4. Inglourious Basterds (2009)
Director Quentin Tarantino is no stranger to controversy. The auteur began his career directing violent, experimental hits such as Pulp Fiction and Reservoir Dogs. These early films created the blueprint for 1990’s independent cinema, but their explicit language, violence, and drug use saw Tarantino frequently fighting with censors. Even as recently as 2012’s Django Unchained, the maverick director has been challenged for his use of extreme imagery and inflammatory language.
In 2009, Tarantino released his World War 2 epic, Inglourious Basterds. The film was plagued by controversy before and after its release. The film’s title was changed from the original Inglorious Bastards to avoid offending moviegoers. This new title was nonetheless censored further in the United Kingdom, where television advertisements simply referred to the film as Inglourious.
3. Neighbors (2014)
Released last year, Neighbors was a successful combination of a fun, frat boy comedy and a (relatively) sophisticated, original look at maturity and responsibility. The film featured a cast of both comic newcomers and established actors, and provided both a restart for Zac Efron’s career and another notch on Seth Rogen’s resume. However, the film ran into some trouble in Australia, not unlike Airplane!. The film was re-titled the slightly more on-the-nose Bad Neighbours, in order to avoid confusion with a native television soap opera, titled Neighbours.

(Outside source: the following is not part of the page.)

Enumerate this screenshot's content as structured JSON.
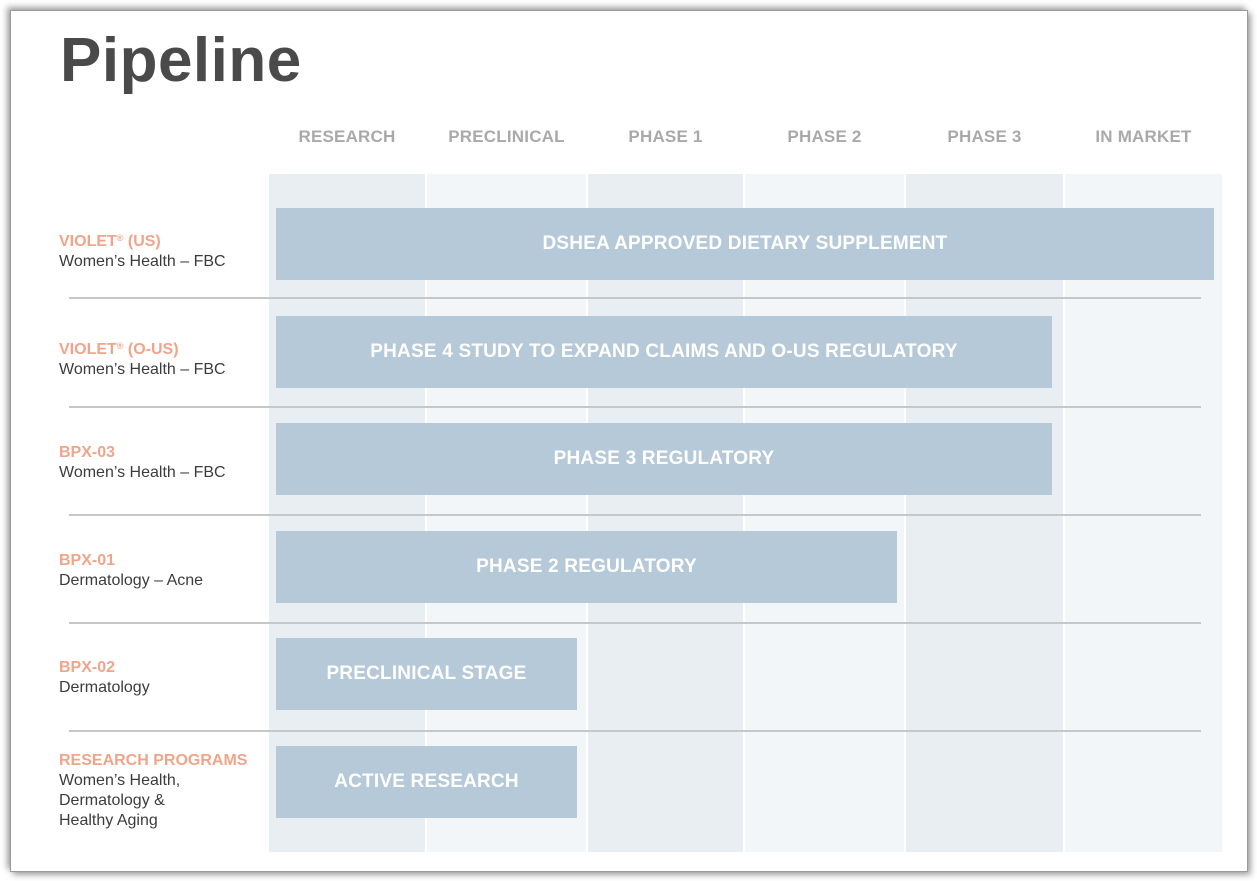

The soap also airs in Ireland and the United Kingdom. This led to some confusion, so some cinemas decided to use the alternative, Australian title, whilst others went with the original American name.
2. Mad Max 2 (1981)
1979’s Mad Max was massive in its native Australia. George Miller’s dark, futuristic revenge thriller was a huge financial success and kick-started the career of its star, Mel Gibson. However, the film made little impact in America on its limited release. As such, the film’s sequel was re-titled The Road Warrior in the United States.

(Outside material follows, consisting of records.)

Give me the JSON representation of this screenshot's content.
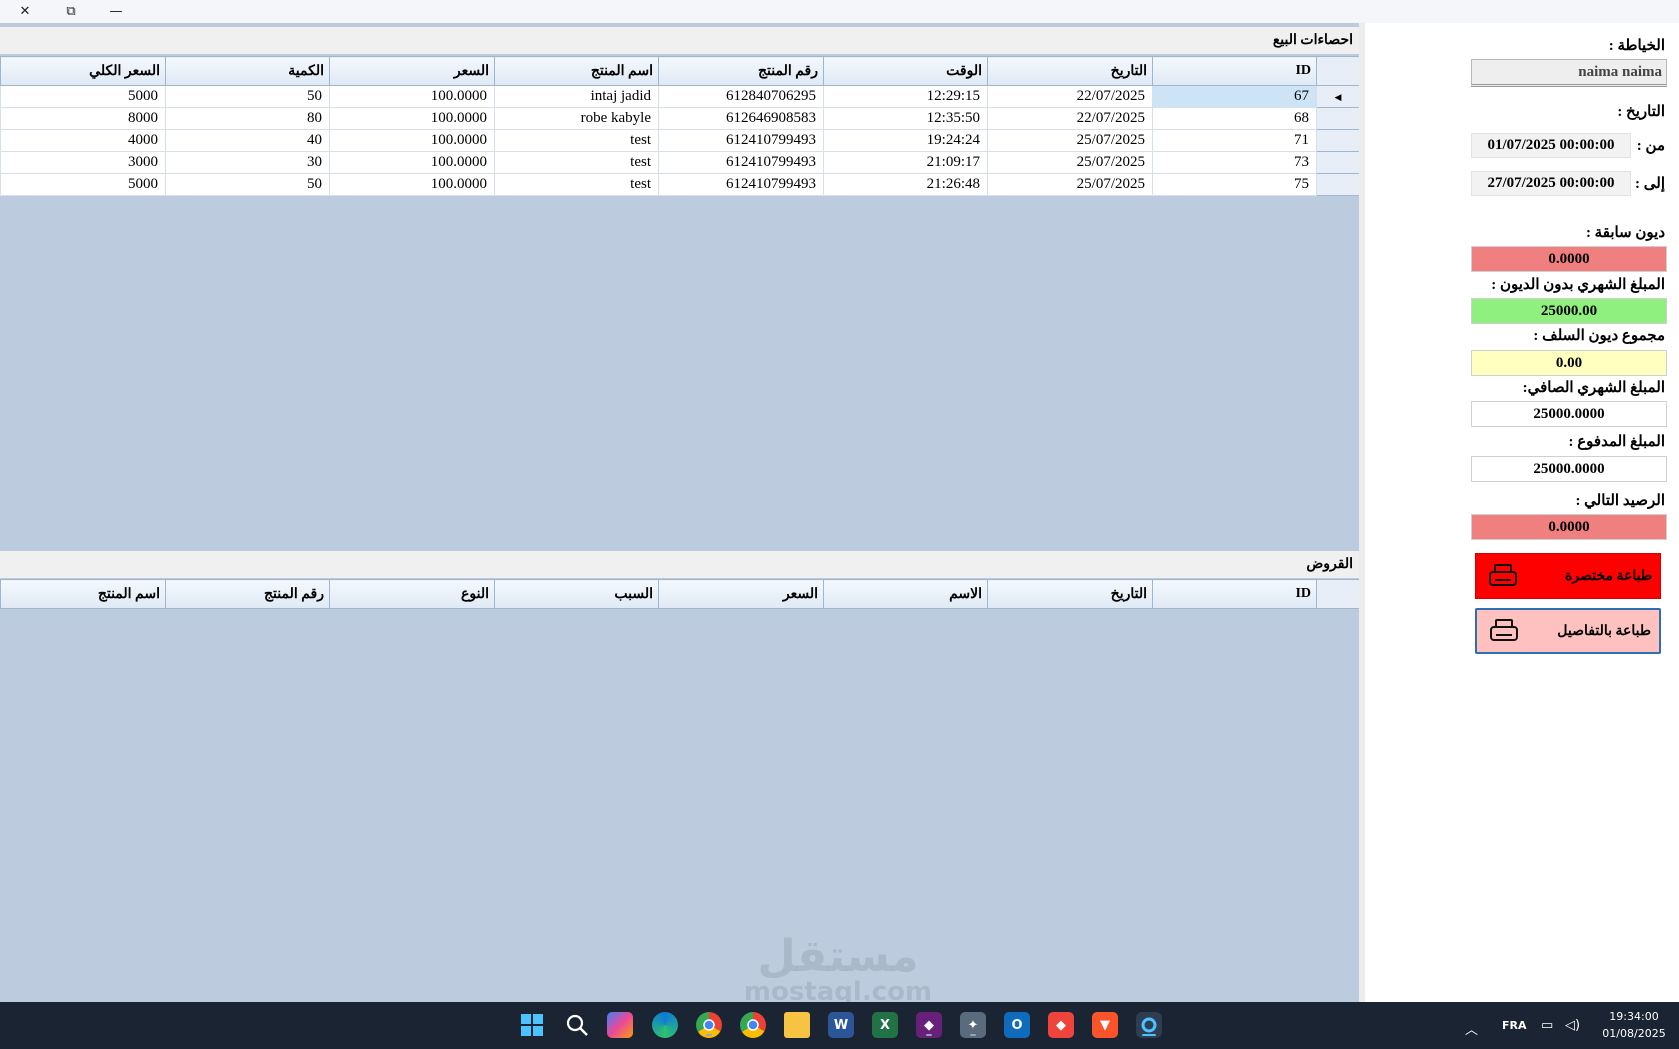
{
  "window": {
    "close_glyph": "✕",
    "restore_glyph": "⧉",
    "minimize_glyph": "—"
  },
  "sales": {
    "title": "احصاءات البيع",
    "columns": [
      "ID",
      "التاريخ",
      "الوقت",
      "رقم المنتج",
      "اسم المنتج",
      "السعر",
      "الكمية",
      "السعر الكلي"
    ],
    "rows": [
      [
        "67",
        "22/07/2025",
        "12:29:15",
        "612840706295",
        "intaj jadid",
        "100.0000",
        "50",
        "5000"
      ],
      [
        "68",
        "22/07/2025",
        "12:35:50",
        "612646908583",
        "robe kabyle",
        "100.0000",
        "80",
        "8000"
      ],
      [
        "71",
        "25/07/2025",
        "19:24:24",
        "612410799493",
        "test",
        "100.0000",
        "40",
        "4000"
      ],
      [
        "73",
        "25/07/2025",
        "21:09:17",
        "612410799493",
        "test",
        "100.0000",
        "30",
        "3000"
      ],
      [
        "75",
        "25/07/2025",
        "21:26:48",
        "612410799493",
        "test",
        "100.0000",
        "50",
        "5000"
      ]
    ]
  },
  "loans": {
    "title": "القروض",
    "columns": [
      "ID",
      "التاريخ",
      "الاسم",
      "السعر",
      "السبب",
      "النوع",
      "رقم المنتج",
      "اسم المنتج"
    ]
  },
  "panel": {
    "tailor_label": "الخياطة :",
    "tailor_value": "naima naima",
    "date_label": "التاريخ :",
    "from_label": "من :",
    "from_value": "01/07/2025 00:00:00",
    "to_label": "إلى :",
    "to_value": "27/07/2025 00:00:00",
    "prev_debts_label": "ديون سابقة :",
    "prev_debts_value": "0.0000",
    "monthly_no_debt_label": "المبلغ الشهري بدون الديون :",
    "monthly_no_debt_value": "25000.00",
    "advance_debts_label": "مجموع ديون السلف :",
    "advance_debts_value": "0.00",
    "net_monthly_label": "المبلغ الشهري الصافي:",
    "net_monthly_value": "25000.0000",
    "paid_label": "المبلغ المدفوع :",
    "paid_value": "25000.0000",
    "next_balance_label": "الرصيد التالي :",
    "next_balance_value": "0.0000",
    "print_short_label": "طباعة مختصرة",
    "print_detailed_label": "طباعة بالتفاصيل"
  },
  "colors": {
    "red_field": "#f08080",
    "green_field": "#8ff07f",
    "yellow_field": "#ffffc0",
    "print_short_bg": "#ff0000",
    "print_detailed_bg": "#ffc0c0"
  },
  "taskbar": {
    "icons": [
      "start-icon",
      "search-icon",
      "copilot-icon",
      "edge-icon",
      "chrome-icon",
      "chrome-icon",
      "file-explorer-icon",
      "word-icon",
      "excel-icon",
      "visual-studio-icon",
      "tools-icon",
      "outlook-icon",
      "anydesk-icon",
      "brave-icon",
      "app-icon"
    ],
    "language": "FRA",
    "time": "19:34:00",
    "date": "01/08/2025"
  },
  "watermark": {
    "arabic": "مستقل",
    "latin": "mostaql.com"
  }
}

The filmmakers intended to distance the sequel from the relatively unknown original. The strategy was a success and audiences flocked to see The Road Warrior, a lighter, faster action movie that won over those who missed out on the original film. Mel Gibson became one of the biggest Hollywood stars of the next two decades and the original Mad Max saw a surge in popularity on the home video market. The Road Warrior was so successful that 2015 will see the release of another installment in the franchise. This time, however, the Mad Max banner will be used in advertising Mad Max: Fury Road, starring Tom Hardy and Charlize Theron.
1. Frozen (2013)
Of all the films on this list, it seems hard to believe that studios ever doubted the potential success of Frozen. Since its late 2013 release, the Disney flick has become one of the House of Mouse’s hottest properties, making more than a billion dollars worldwide. The film has resonated with viewers of all ages, and has been popular amongst every demographic from college kids to preschool children.
However, the film had a surprisingly troubled production, with the studio uncertain of how dark to make the film’s tone and which characters to use as heroes and villains. One of the many issues the film faced was an inability to choose a suitable title. Originally, the story of Anna and Elsa was to be titled The Snow Queen, after the Hans Christian Andersen story upon which it is based. However, as the film’s story underwent revisions, so did its title. The new name was chosen in order to shift focus away from any single character and onto the varied cast.